Mereka tidak punya dana dan tidak pula memiliki media komunikasi.
Sedangkan secara teoritis, langkah yang
perlu diambil partai dalam persaingan menghadapi
pemilu dapat mengacu kepada pandangan Alan Ware berikut ini.
Alan Ware (1996) mengemukakan tiga insentif,
yang dapat diberikan oleh partai politik (terutama partai kader) untuk menarik
massa ke dalam partai politik. Pertama , insentif materiel seperti memberikan
uang untuk menyelenggarakan kampanye,
memberikan kesempatan kerja di dalam pemerintah, pemberian proyek-proyek
pembangunan tertentu dan lain-lain. Insentif ini jelas bermakna keuntungan yang
bersifat kebendaan bagi individu tertentu.
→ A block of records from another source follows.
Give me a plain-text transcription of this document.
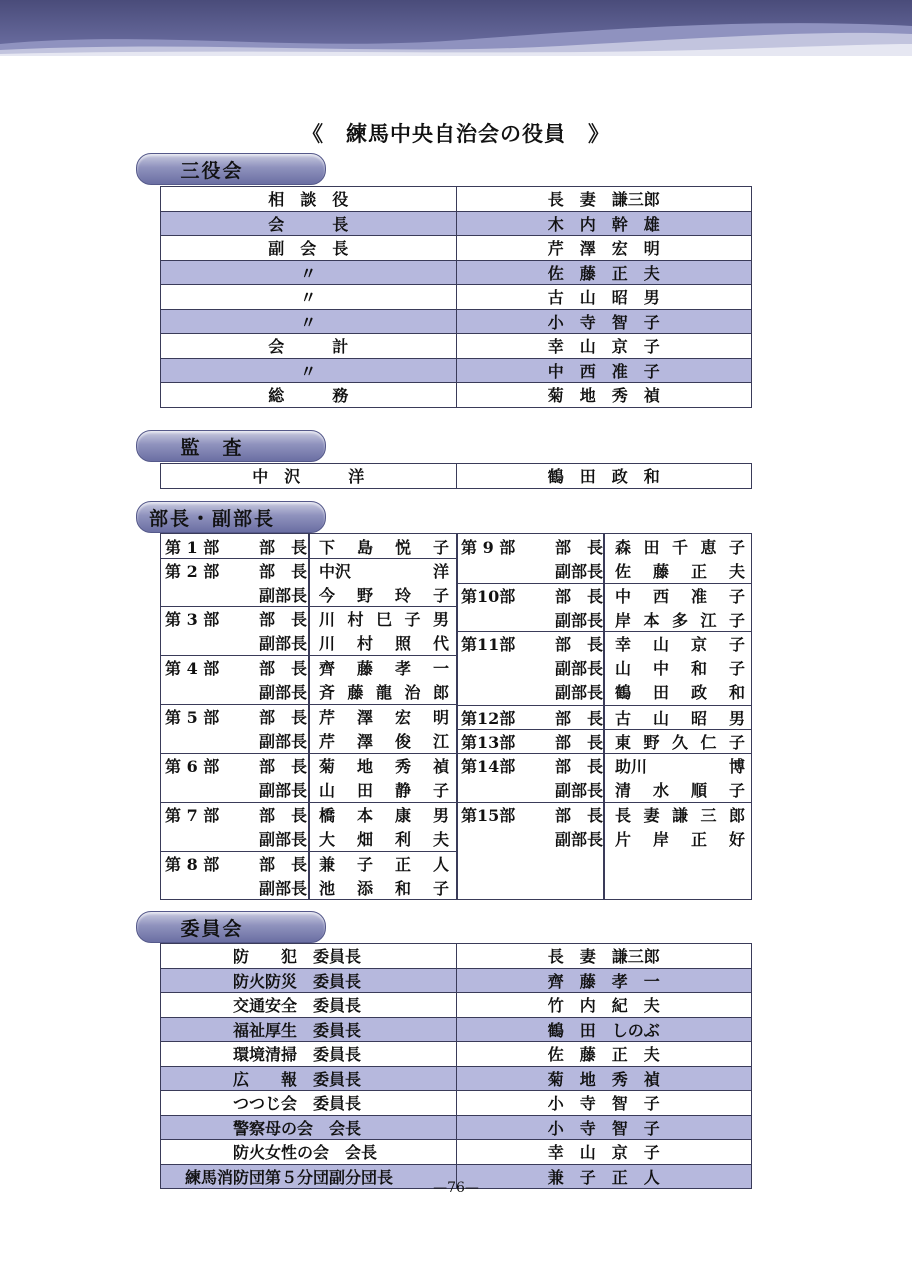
《　練馬中央自治会の役員　》
三役会
相　談　役	長　妻　謙三郎
会　　　長	木　内　幹　雄
副　会　長	芹　澤　宏　明
〃	佐　藤　正　夫
〃	古　山　昭　男
〃	小　寺　智　子
会　　　計	幸　山　京　子
〃	中　西　准　子
総　　　務	菊　地　秀　禎
監　査
中　沢　　　洋	鶴　田　政　和
部長・副部長
第 1 部	部　長 下 島 悦 子
第 2 部	部　長 中沢	洋
副部長 今 野 玲 子
第 3 部	部　長 川 村 巳 子 男
副部長 川 村 照 代
第 4 部	部　長 齊 藤 孝 一
副部長 斉 藤 龍 治 郎
第 5 部	部　長 芹 澤 宏 明
副部長 芹 澤 俊 江
第 6 部	部　長 菊 地 秀 禎
副部長 山 田 静 子
第 7 部	部　長 橋 本 康 男
副部長 大 畑 利 夫
第 8 部	部　長 兼 子 正 人
副部長 池 添 和 子
第 9 部	部　長 森 田 千 恵 子
副部長 佐 藤 正 夫
第10部	部　長 中 西 准 子
副部長 岸 本 多 江 子
第11部	部　長 幸 山 京 子
副部長 山 中 和 子
副部長 鶴 田 政 和
第12部	部　長 古 山 昭 男
第13部	部　長 東 野 久 仁 子
第14部	部　長 助川	博
副部長 清 水 順 子
第15部	部　長 長 妻 謙 三 郎
副部長 片 岸 正 好
委員会
防　　犯　委員長	長　妻　謙三郎
防火防災　委員長	齊　藤　孝　一
交通安全　委員長	竹　内　紀　夫
福祉厚生　委員長	鶴　田　しのぶ
環境清掃　委員長	佐　藤　正　夫
広　　報　委員長	菊　地　秀　禎
つつじ会　委員長	小　寺　智　子
警察母の会　会長	小　寺　智　子
防火女性の会　会長	幸　山　京　子
練馬消防団第５分団副分団長	兼　子　正　人
—76—
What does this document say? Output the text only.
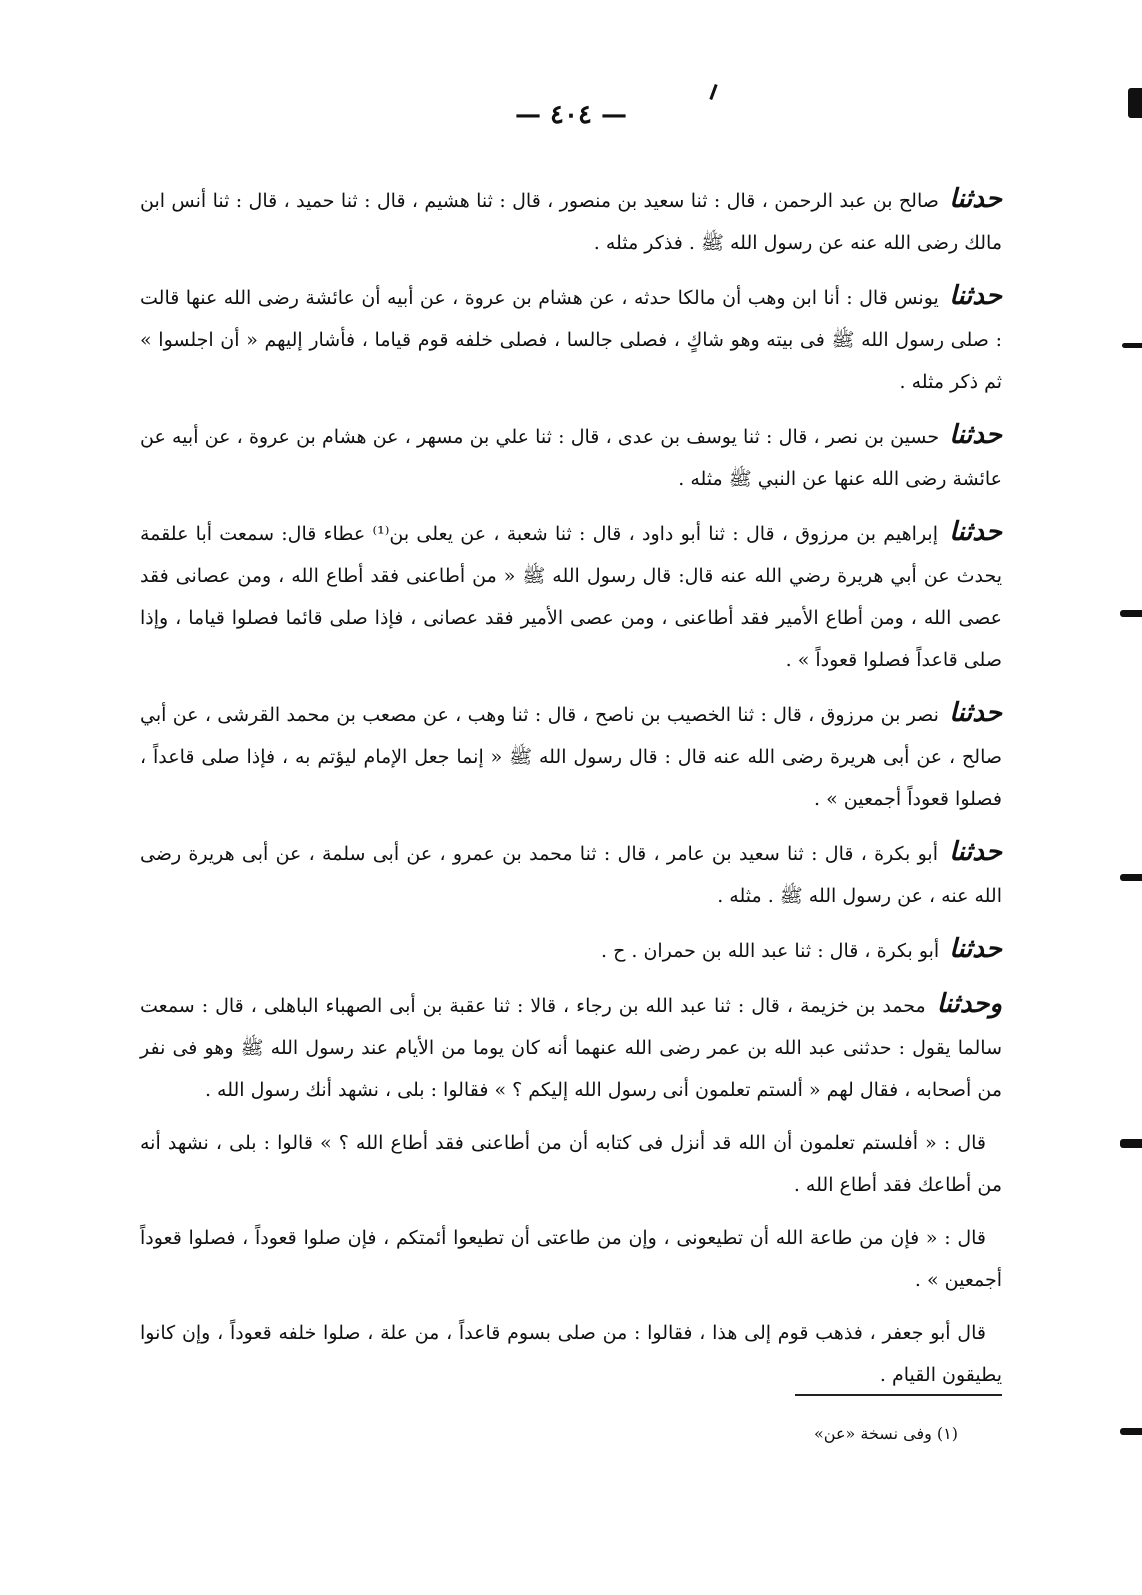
— ٤٠٤ —

حدثنا صالح بن عبد الرحمن ، قال : ثنا سعيد بن منصور ، قال : ثنا هشيم ، قال : ثنا حميد ، قال : ثنا أنس ابن مالك رضى الله عنه عن رسول الله ﷺ . فذكر مثله .

حدثنا يونس قال : أنا ابن وهب أن مالكا حدثه ، عن هشام بن عروة ، عن أبيه أن عائشة رضى الله عنها قالت : صلى رسول الله ﷺ فى بيته وهو شاكٍ ، فصلى جالسا ، فصلى خلفه قوم قياما ، فأشار إليهم « أن اجلسوا » ثم ذكر مثله .

حدثنا حسين بن نصر ، قال : ثنا يوسف بن عدى ، قال : ثنا علي بن مسهر ، عن هشام بن عروة ، عن أبيه عن عائشة رضى الله عنها عن النبي ﷺ مثله .

حدثنا إبراهيم بن مرزوق ، قال : ثنا أبو داود ، قال : ثنا شعبة ، عن يعلى بن⁽¹⁾ عطاء قال: سمعت أبا علقمة يحدث عن أبي هريرة رضي الله عنه قال: قال رسول الله ﷺ « من أطاعنى فقد أطاع الله ، ومن عصانى فقد عصى الله ، ومن أطاع الأمير فقد أطاعنى ، ومن عصى الأمير فقد عصانى ، فإذا صلى قائما فصلوا قياما ، وإذا صلى قاعداً فصلوا قعوداً » .

حدثنا نصر بن مرزوق ، قال : ثنا الخصيب بن ناصح ، قال : ثنا وهب ، عن مصعب بن محمد القرشى ، عن أبي صالح ، عن أبى هريرة رضى الله عنه قال : قال رسول الله ﷺ « إنما جعل الإمام ليؤتم به ، فإذا صلى قاعداً ، فصلوا قعوداً أجمعين » .

حدثنا أبو بكرة ، قال : ثنا سعيد بن عامر ، قال : ثنا محمد بن عمرو ، عن أبى سلمة ، عن أبى هريرة رضى الله عنه ، عن رسول الله ﷺ . مثله .

حدثنا أبو بكرة ، قال : ثنا عبد الله بن حمران . ح .

وحدثنا محمد بن خزيمة ، قال : ثنا عبد الله بن رجاء ، قالا : ثنا عقبة بن أبى الصهباء الباهلى ، قال : سمعت سالما يقول : حدثنى عبد الله بن عمر رضى الله عنهما أنه كان يوما من الأيام عند رسول الله ﷺ وهو فى نفر من أصحابه ، فقال لهم « ألستم تعلمون أنى رسول الله إليكم ؟ » فقالوا : بلى ، نشهد أنك رسول الله .

قال : « أفلستم تعلمون أن الله قد أنزل فى كتابه أن من أطاعنى فقد أطاع الله ؟ » قالوا : بلى ، نشهد أنه من أطاعك فقد أطاع الله .

قال : « فإن من طاعة الله أن تطيعونى ، وإن من طاعتى أن تطيعوا أئمتكم ، فإن صلوا قعوداً ، فصلوا قعوداً أجمعين » .

قال أبو جعفر ، فذهب قوم إلى هذا ، فقالوا : من صلى بسوم قاعداً ، من علة ، صلوا خلفه قعوداً ، وإن كانوا يطيقون القيام .

(١) وفى نسخة «عن»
Kedua , insentif solider, adalah insentif yang tidak tampak dan lebih
diperuntukkan buat kelompok. Di sini keterlibatan di dalam partai antara lain terdorong karena ajakan teman dan
ikut dalam kegiatan-kegiatannya. Mereka yang aktif dalam partai akan memperoleh
keuntungan politis, tetapi bisa juga memberikan manfaat sosial. Ketiga ,
insentif tujuan. Yang terkait dengan tujuan terutama adalah ideologi atau
program-program kebijakan umum partai. Kegiatan partai lebih ditujukan pada sosialisasi. Namun di dalam
aktivitas pencapaian tujuan dapat pula
menimbulkan ketegangan internal partai.
Dalam
chapter 3 ini disarankan pembaca untuk melihat yang pertama, pemilihan
kandidat, kemudian ada kampanye pemilu, dan terakhir formulasi pemerintahan.
Sebagaimana yang akan kita lihat pada chapter berikutnya, hubungan antara
pemilu dan formulasi pemerintahan yang
lebih kompleks. Namun hubungan antara seleksi kandidiat dan berjalannya
kampanye tidak sejalan dengan apa yang mungkin terjadi. Tentunya, empat puluh
atau lebih tahun yang lalu kampanye pemilu berlangsung setelah seleksi kandidat
dilaksanakan. Tetapi sekarang di banyak negara kampanye pemilu didalam suatu
bentuk dimulai jauh sebelum pemilu dilaksanakan, dan pada suatu kasus jauh
sebelum proses penyeleksian kandidat, kampanye telah dilakukan. kampanye tidak
lagi terbatas pada periode mungkin 6
minggu atau dua bulan dalam pemilu. perluasan dari periode kampanye di AS telah
sangat bagus bahwa itu memimpin berapa komentator untuk berbicara “continuous
campaign” sebuah pemilu yang akan membawa kandidat untuk memulai memobilisasi.
Faktor
utama ini telah membawa perubahan penemuan dari media elektronik, tertama TV.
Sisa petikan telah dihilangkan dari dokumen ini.